Öncelikle büyük arkadaşlıkların, büyük yoldaşlıkların örgüt içerisinde yakalanması gerekiyor. İşin özü budur. bir örnek vereceğim. Bir grup vardı. Bizimkiler bunlardan birkaç kişiyi dövmüşler. Ben Dersim’de bir otelde kalıyordum. Otelin çalışanları bizim gençlerdi. Bize bağlı gençlerdi. Saat on sıraları bana “seni çağırıyorlar” dediler. Ben aşağı indim. Tabi hazırlıklı gelmişlerdi. Benim yanımda da iki tane otel çalışanı var. Bizim arkadaşları dövmüşsünüz dediler. Ben de benim haberim yok, şuan uygun değilim sabah konuşalım, dedim. Yok, şimdi konuşacağız dediler. Bizden kopup onlara katılan biri vardı. O kişi ters bir şey söyledi. Benim yanımdaki gençlerden biri fırlayıp o kişinin başından tuttu ve kafasını koltuğunun altına alarak yumruğunu kaldırdı. O esnada silah çektiler. Allahsız oğlu allahsızlar dağılın dediler. Ondan sonra bana sıkmaya başladılar. Ayaklarımın arasına sıkıyorlardı. Beni vurmak için sıkmıyorlardı. Korkutmak istiyorlardı. O esnada benim yanımdaki o genç kafasını tuttuğu kişiyi bırakıp benim önüme geçti. O genç yakasını yırtarak “Yiğitsen beni vur” dedi. Öyle ateş edilmez, vur dedi. Bunlar kaçtı. Biz silahsızdık. Diyarbakır’a gittim. Urfa’ya geçeceğiz. Bu sefer Diyarbakır’da yakalandım. Kemal arkadaş yakalandığımı duyuyor. Kemal arkadaş o zaman Diyarbakır’daydı. Yanında Rıza arkadaş vardı. Kemal arkadaş Rıza arkadaşa diyor ki: Haberin var mı, Fuat’a silah sıkmışlar. Bizim arkadaşlara kurşun sıkmışlar, diyor. bu yüzden örgütleyerek Ankara’ya gidiyor. Kemal’dir, her yere haber veriyor. Bizim bütün arkadaşları Ankara’ya toplamış.

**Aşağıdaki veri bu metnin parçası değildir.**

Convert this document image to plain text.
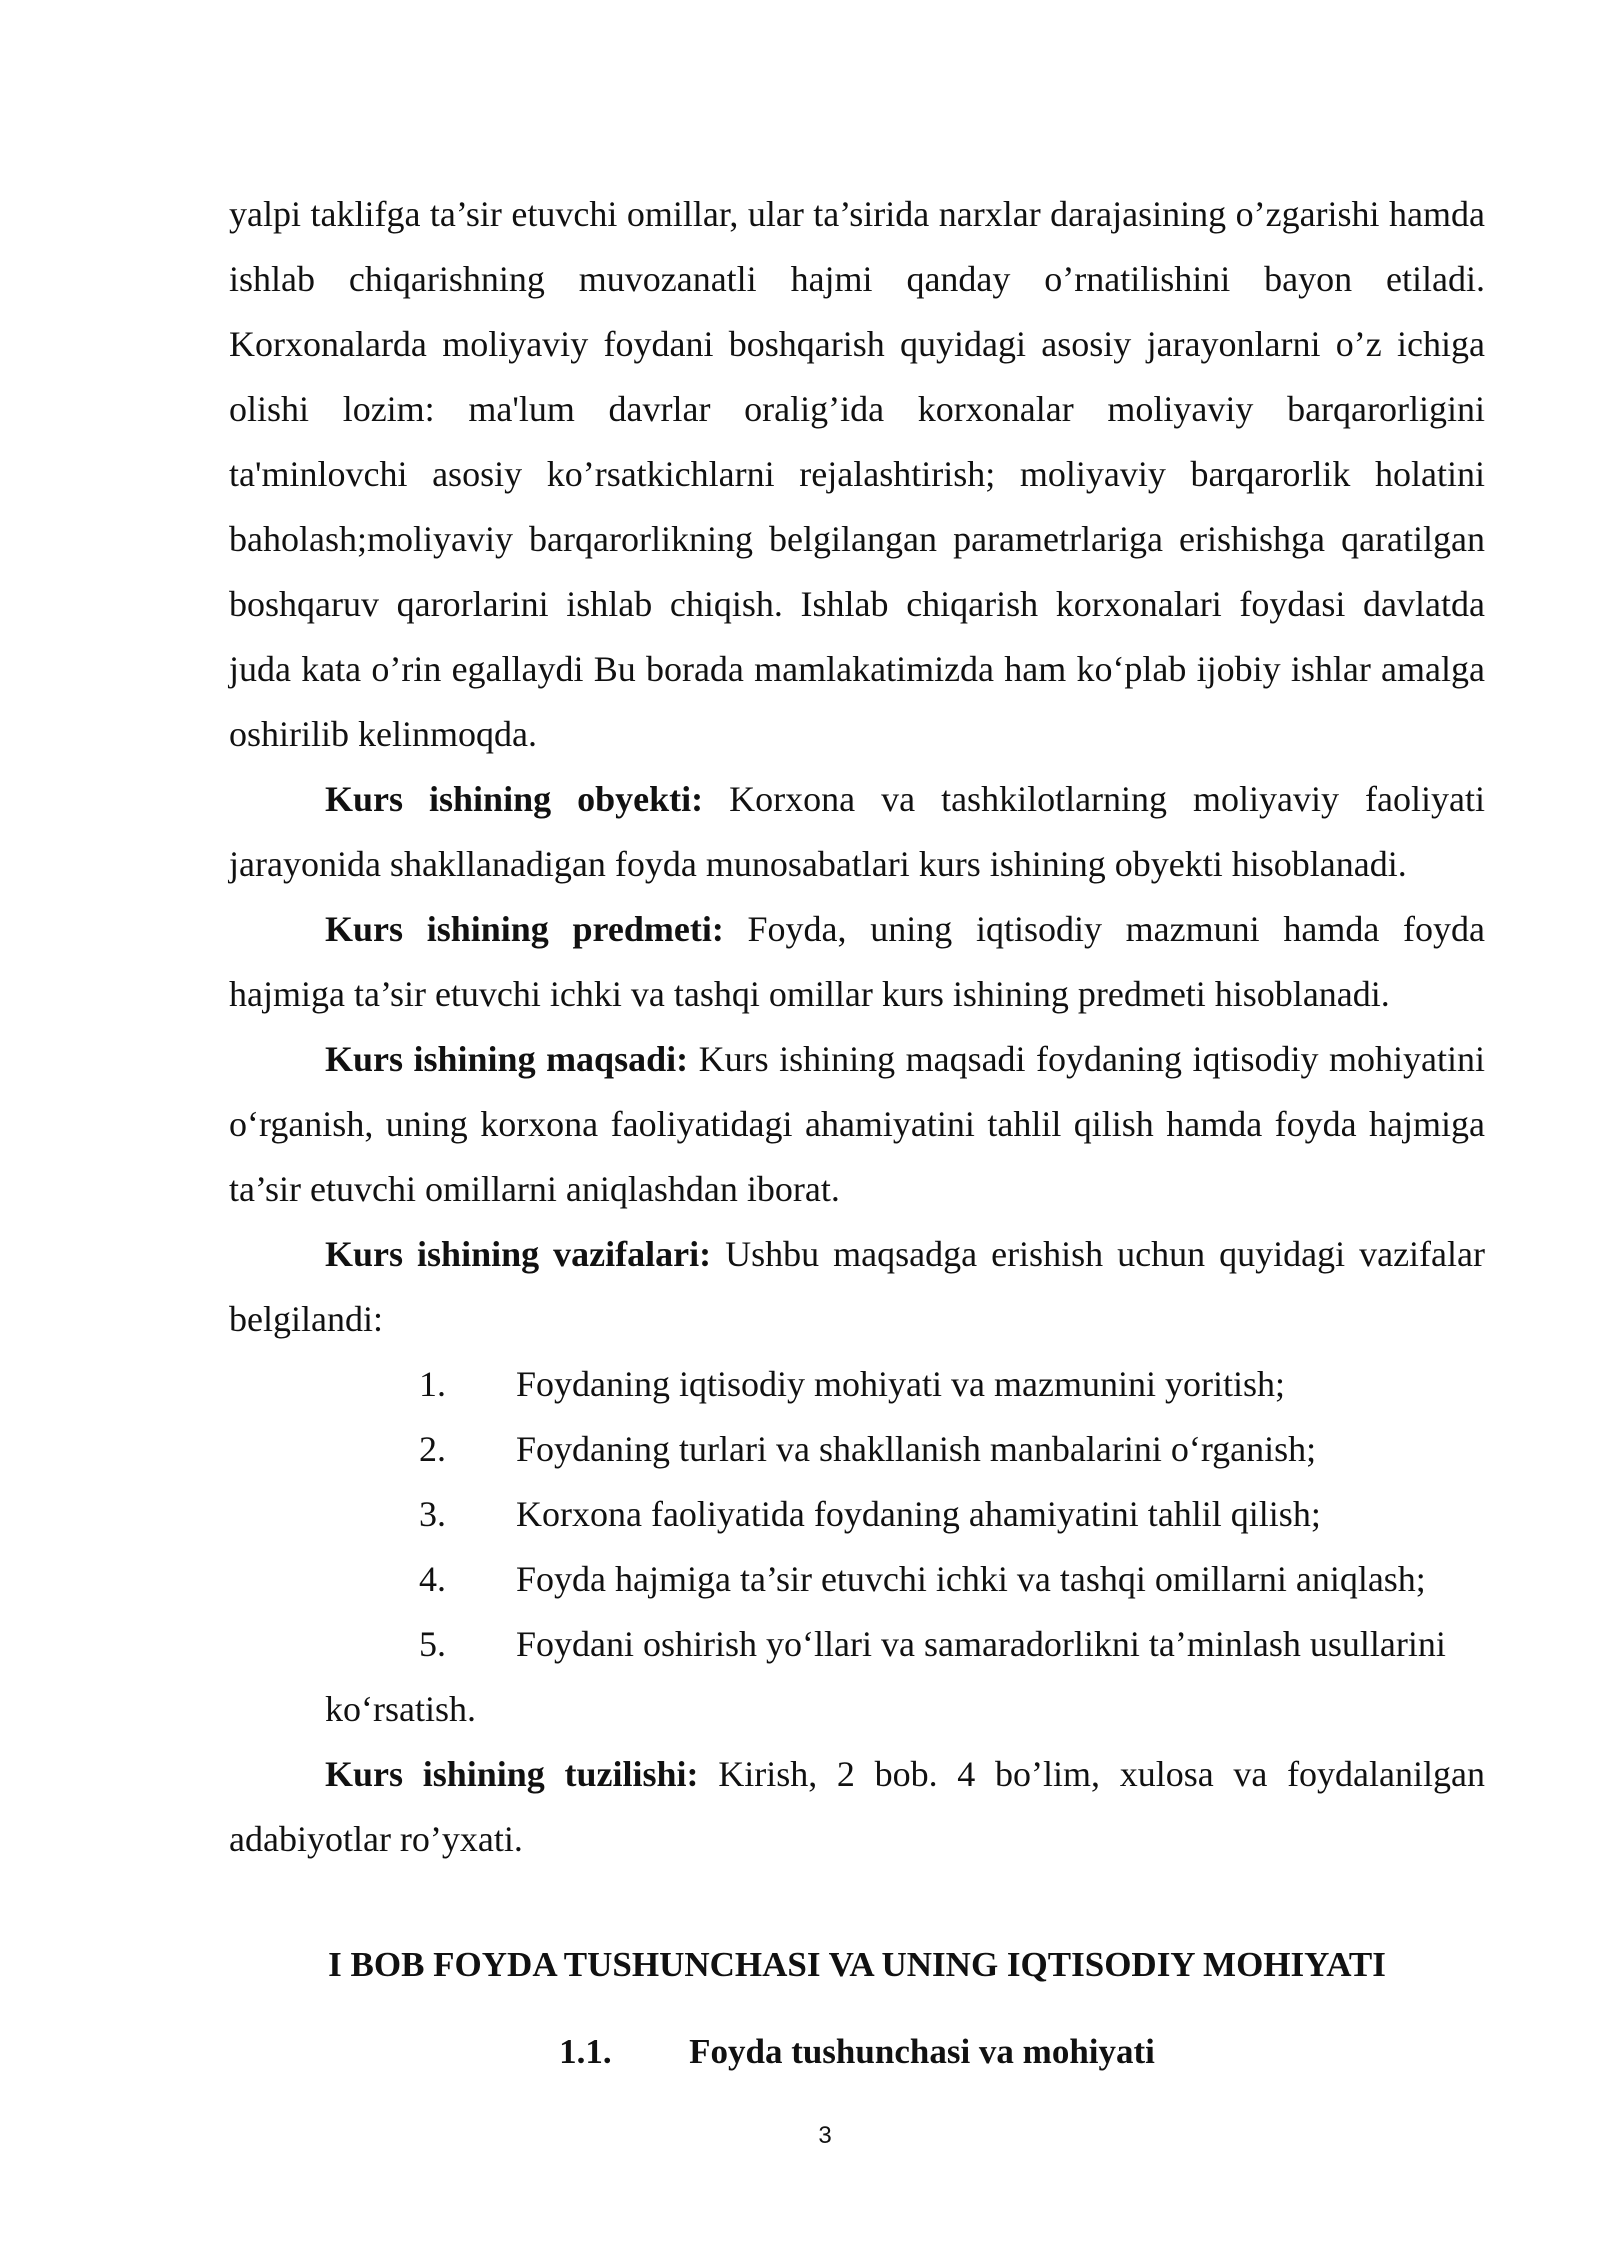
yalpi taklifga ta’sir etuvchi omillar, ular ta’sirida narxlar darajasining o’zgarishi hamda ishlab chiqarishning muvozanatli hajmi qanday o’rnatilishini bayon etiladi. Korxonalarda moliyaviy foydani boshqarish quyidagi asosiy jarayonlarni o’z ichiga olishi lozim: ma'lum davrlar oralig’ida korxonalar moliyaviy barqarorligini ta'minlovchi asosiy ko’rsatkichlarni rejalashtirish; moliyaviy barqarorlik holatini baholash;moliyaviy barqarorlikning belgilangan parametrlariga erishishga qaratilgan boshqaruv qarorlarini ishlab chiqish. Ishlab chiqarish korxonalari foydasi davlatda juda kata o’rin egallaydi Bu borada mamlakatimizda ham ko‘plab ijobiy ishlar amalga oshirilib kelinmoqda.

Kurs ishining obyekti: Korxona va tashkilotlarning moliyaviy faoliyati jarayonida shakllanadigan foyda munosabatlari kurs ishining obyekti hisoblanadi.

Kurs ishining predmeti: Foyda, uning iqtisodiy mazmuni hamda foyda hajmiga ta’sir etuvchi ichki va tashqi omillar kurs ishining predmeti hisoblanadi.

Kurs ishining maqsadi: Kurs ishining maqsadi foydaning iqtisodiy mohiyatini o‘rganish, uning korxona faoliyatidagi ahamiyatini tahlil qilish hamda foyda hajmiga ta’sir etuvchi omillarni aniqlashdan iborat.

Kurs ishining vazifalari: Ushbu maqsadga erishish uchun quyidagi vazifalar belgilandi:

1. Foydaning iqtisodiy mohiyati va mazmunini yoritish;
2. Foydaning turlari va shakllanish manbalarini o‘rganish;
3. Korxona faoliyatida foydaning ahamiyatini tahlil qilish;
4. Foyda hajmiga ta’sir etuvchi ichki va tashqi omillarni aniqlash;
5. Foydani oshirish yo‘llari va samaradorlikni ta’minlash usullarini
ko‘rsatish.

Kurs ishining tuzilishi: Kirish, 2 bob. 4 bo’lim, xulosa va foydalanilgan adabiyotlar ro’yxati.

I BOB FOYDA TUSHUNCHASI VA UNING IQTISODIY MOHIYATI
1.1. Foyda tushunchasi va mohiyati
3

Beni yakaladılar, Dersim’e götürdüler, oradan Ankara’ya götürdüler ve orada bıraktılar. Siyasal Bilgiler Fakültesi kantininin ön tarafı o grup ile doldurulmuş. Ben de onların içinden geçtim. İçeri girdiğimde içerinin bizimkiler ile dolu olduğunu gördüm. Rıza arkadaş bana kurşun sıkan kişiyi yakalayarak silahı kafasına dayıyor ve sıkıyor. Silahın iğnesi kırıldığı için silah patlamıyor. Yani Rıza arkadaş onu öldürecekti. Ondan sonra arkadaşımıza sıkarsınız değil mi diyorlar. Linç ediyorlar. Onlarda hep Ankara’da toplanmış. Ama bizimkiler onları perişan etti. Öldürebilirlerdi. İyi ki vurmamışlar. İyi olmazdı. Diğer gruplar bizim ile kolay kolay kavga etmezlerdi. Genelde yapı ile kavga ederlerdi, ama bizimle etmezlerdi. Mesela bizim gençleri yakalayıp bıçaklarlardı. Biz işin içerisine girdiğimizde bize bir şey yapmazlardı. Neden? Çünkü bunların arkadaşlıkları birbirine çok bağlıdır, bunlardan birine bir şey olursa biz de gideriz, diyorlardı. Bu konuda bir örnek daha vereyim. Lisede olay olmuş. Bizim daha sonra şehit düşen bir arkadaşımız vardı. Latif Tepe diye biri, evli biriydi. Belediyede memurdu. Ben de onun yanında oturuyordum. Sesler geliyordu. Ben de okulda herhalde olay var, oraya gideceğim dedim. Kendisi gitme dedi, ama ben gittim. Yukarıdan yüzlerce öğrenci kaça kaça geliyordu. Kaçanlar diğer gruplardı. Bizimkiler ise kovalıyordu. Ben tek aralarına girdim. Etrafımı sardılar. Bu işlerin hepsi senin başının altından çıkıyor, dediler. Bana dokunmadılar bile.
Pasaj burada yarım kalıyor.